In theory, hardening is a simple mixture between good configuration, good software, and good operational practice.
- Don't run any services you don't need to. Typically, this means just running a SSH server and your specific game server. Other services, like a local caching DNS server, is generally not a good idea!
- Don't allow connections to management interfaces from the greater internet. For example, if you have a private network, don't allow SSH connections from public addresses, only from private addresses.
- Enforce access rules both in configuration files (assuming your servers have configurations for which addresses/interfaces they bind to) as well as using host-level filtering (iptables on Linux, Windows Firewall on Windows.)
- Be fast about patching as soon as security updates are available for your OS and for servers you didn't write yourself.
- For software you write, make sure that you check the size and validity of each packet. If a field of a UDP packet says "there are 312 bytes of user name" but you only received 270 bytes total, that's a bad packet. Beware signed values (char is signed and may be negative!) and test all code with all extreme edge case values.
- Religiously read the logs from your server. When there is a new kind of log message you haven't seen before, research what it is and why you see it. Classify log messages into exactly two classes: "can be ignored at runtime, but useful for post-mortem debugging" and "needs human attention pronto." If some log is not useful and doesn't indicate a problem, AND you know what it means, then configure/filter that specific message out.
- Keep a constant eye on metrics such as CPU load, RAM usage, network ingress/egress, CPU temperature, disk space, disk I/O rate, swap usage, and so on. Set alerts when they fall outside normal bands.
- Inside your private network, still enforce access with SSH keys, use TLS where possible, etc. Only allow cross-host connections that make sense. For example, if you have application servers, and game servers, and database servers, the game servers should not be allowed to access the database servers, but should have to go through the application servers. Enforce these rules with network filtering. Another good example is SSH command line access; typically you have a "bastion" host that you can SSH into, and SSH to other hosts is only allowed from that host and some spare/backup host.
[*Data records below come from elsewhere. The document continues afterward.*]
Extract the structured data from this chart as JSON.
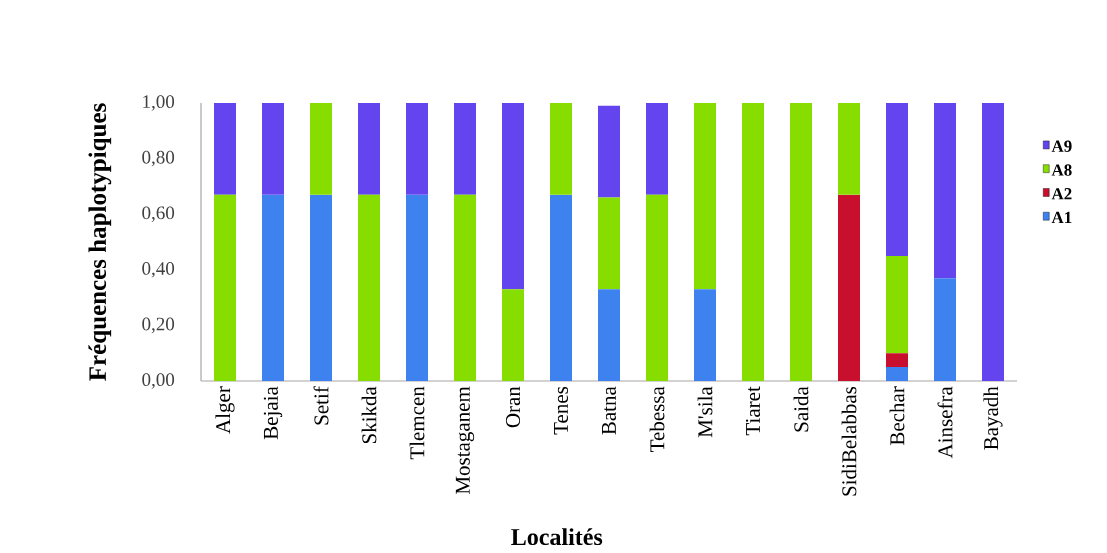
{
  "chart_data": {
    "type": "bar",
    "stacked": true,
    "categories": [
      "Alger",
      "Bejaia",
      "Setif",
      "Skikda",
      "Tlemcen",
      "Mostaganem",
      "Oran",
      "Tenes",
      "Batna",
      "Tebessa",
      "M'sila",
      "Tiaret",
      "Saida",
      "SidiBelabbas",
      "Bechar",
      "Ainsefra",
      "Bayadh"
    ],
    "series": [
      {
        "name": "A1",
        "color": "#3e82f0",
        "values": [
          0,
          0.67,
          0.67,
          0,
          0.67,
          0,
          0,
          0.67,
          0.33,
          0,
          0.33,
          0,
          0,
          0,
          0.05,
          0.37,
          0
        ]
      },
      {
        "name": "A2",
        "color": "#c8102e",
        "values": [
          0,
          0,
          0,
          0,
          0,
          0,
          0,
          0,
          0,
          0,
          0,
          0,
          0,
          0.67,
          0.05,
          0,
          0
        ]
      },
      {
        "name": "A8",
        "color": "#88dd00",
        "values": [
          0.67,
          0,
          0.33,
          0.67,
          0,
          0.67,
          0.33,
          0.33,
          0.33,
          0.67,
          0.67,
          1,
          1,
          0.33,
          0.35,
          0,
          0
        ]
      },
      {
        "name": "A9",
        "color": "#6344ee",
        "values": [
          0.33,
          0.33,
          0,
          0.33,
          0.33,
          0.33,
          0.67,
          0,
          0.33,
          0.33,
          0,
          0,
          0,
          0,
          0.55,
          0.63,
          1
        ]
      }
    ],
    "ylim": [
      0,
      1
    ],
    "yticks": [
      {
        "value": 0,
        "label": "0,00"
      },
      {
        "value": 0.2,
        "label": "0,20"
      },
      {
        "value": 0.4,
        "label": "0,40"
      },
      {
        "value": 0.6,
        "label": "0,60"
      },
      {
        "value": 0.8,
        "label": "0,80"
      },
      {
        "value": 1,
        "label": "1,00"
      }
    ],
    "xlabel": "Localités",
    "ylabel": "Fréquences haplotypiques",
    "legend": "right"
  }
}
SSH directly from a game server host to an application server host would indicate a non-standard use, which should be disallowed.
- Keep track of what traffic you see internally. If there is a new protocol or new pair of hosts talking that you haven't seen before and don't expect, alert and investigate!
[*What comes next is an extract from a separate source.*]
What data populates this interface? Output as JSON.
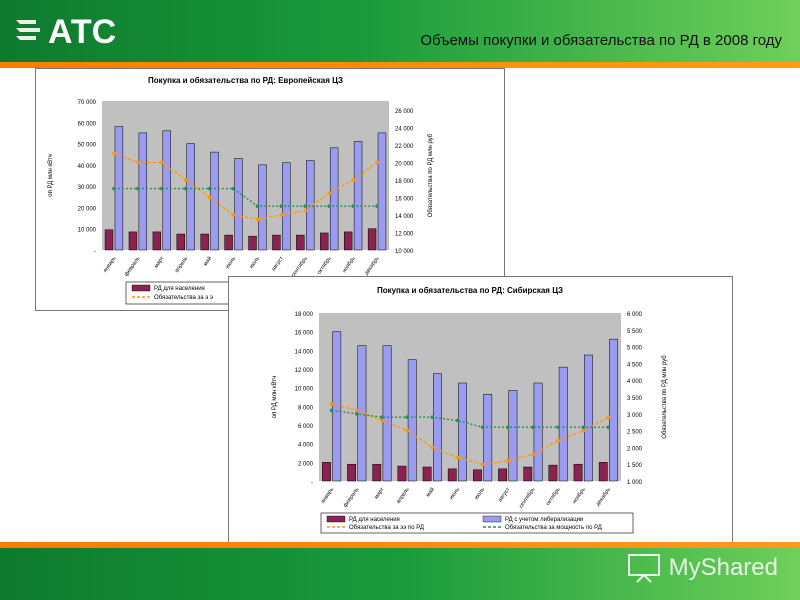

When you actually get to implement this in practice, you will find that certain practices or requirements will conflict -- maybe the ability to quickly patch servers means that your servers need to be able to SSH outside of your network to grab those patches, but you don't generally want to allow SSH out from the servers to the greater internet. Or maybe there is a traditional "features versus security versus schedule" conflict. How you deal with those determines your culture.
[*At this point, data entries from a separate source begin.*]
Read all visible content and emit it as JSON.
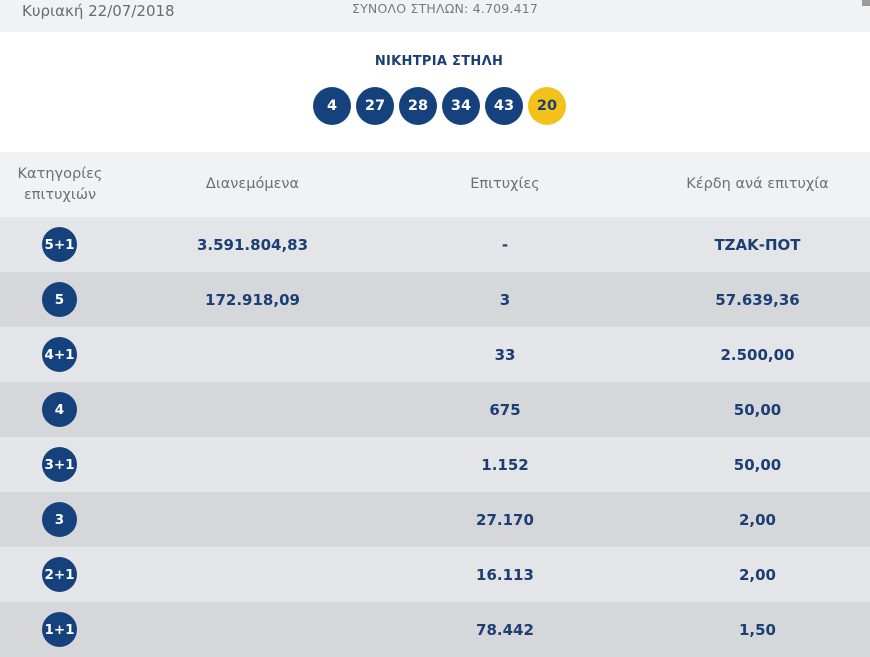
{
  "header": {
    "date": "Κυριακή 22/07/2018",
    "total_columns": "ΣΥΝΟΛΟ ΣΤΗΛΩΝ: 4.709.417"
  },
  "winning": {
    "title": "ΝΙΚΗΤΡΙΑ ΣΤΗΛΗ",
    "numbers": [
      "4",
      "27",
      "28",
      "34",
      "43"
    ],
    "bonus": "20",
    "colors": {
      "main": "#15417c",
      "bonus": "#f3c21a"
    }
  },
  "table": {
    "headers": {
      "category": "Κατηγορίες επιτυχιών",
      "distributed": "Διανεμόμενα",
      "winners": "Επιτυχίες",
      "prize": "Κέρδη ανά επιτυχία"
    },
    "rows": [
      {
        "category": "5+1",
        "distributed": "3.591.804,83",
        "winners": "-",
        "prize": "ΤΖΑΚ-ΠΟΤ"
      },
      {
        "category": "5",
        "distributed": "172.918,09",
        "winners": "3",
        "prize": "57.639,36"
      },
      {
        "category": "4+1",
        "distributed": "",
        "winners": "33",
        "prize": "2.500,00"
      },
      {
        "category": "4",
        "distributed": "",
        "winners": "675",
        "prize": "50,00"
      },
      {
        "category": "3+1",
        "distributed": "",
        "winners": "1.152",
        "prize": "50,00"
      },
      {
        "category": "3",
        "distributed": "",
        "winners": "27.170",
        "prize": "2,00"
      },
      {
        "category": "2+1",
        "distributed": "",
        "winners": "16.113",
        "prize": "2,00"
      },
      {
        "category": "1+1",
        "distributed": "",
        "winners": "78.442",
        "prize": "1,50"
      }
    ]
  }
}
I can say that starting to do these things early is, in the long run, much easier than trying to come from behind later. If you have a mess of internal connections and millions of unaudited log messages per day, trying to bring order is a massive undertaking. On the other hand, if your game sucks because you spent all time on hardening and not on gameplay and polish, then all that hardening work was wasted (other than as a learning excercise.)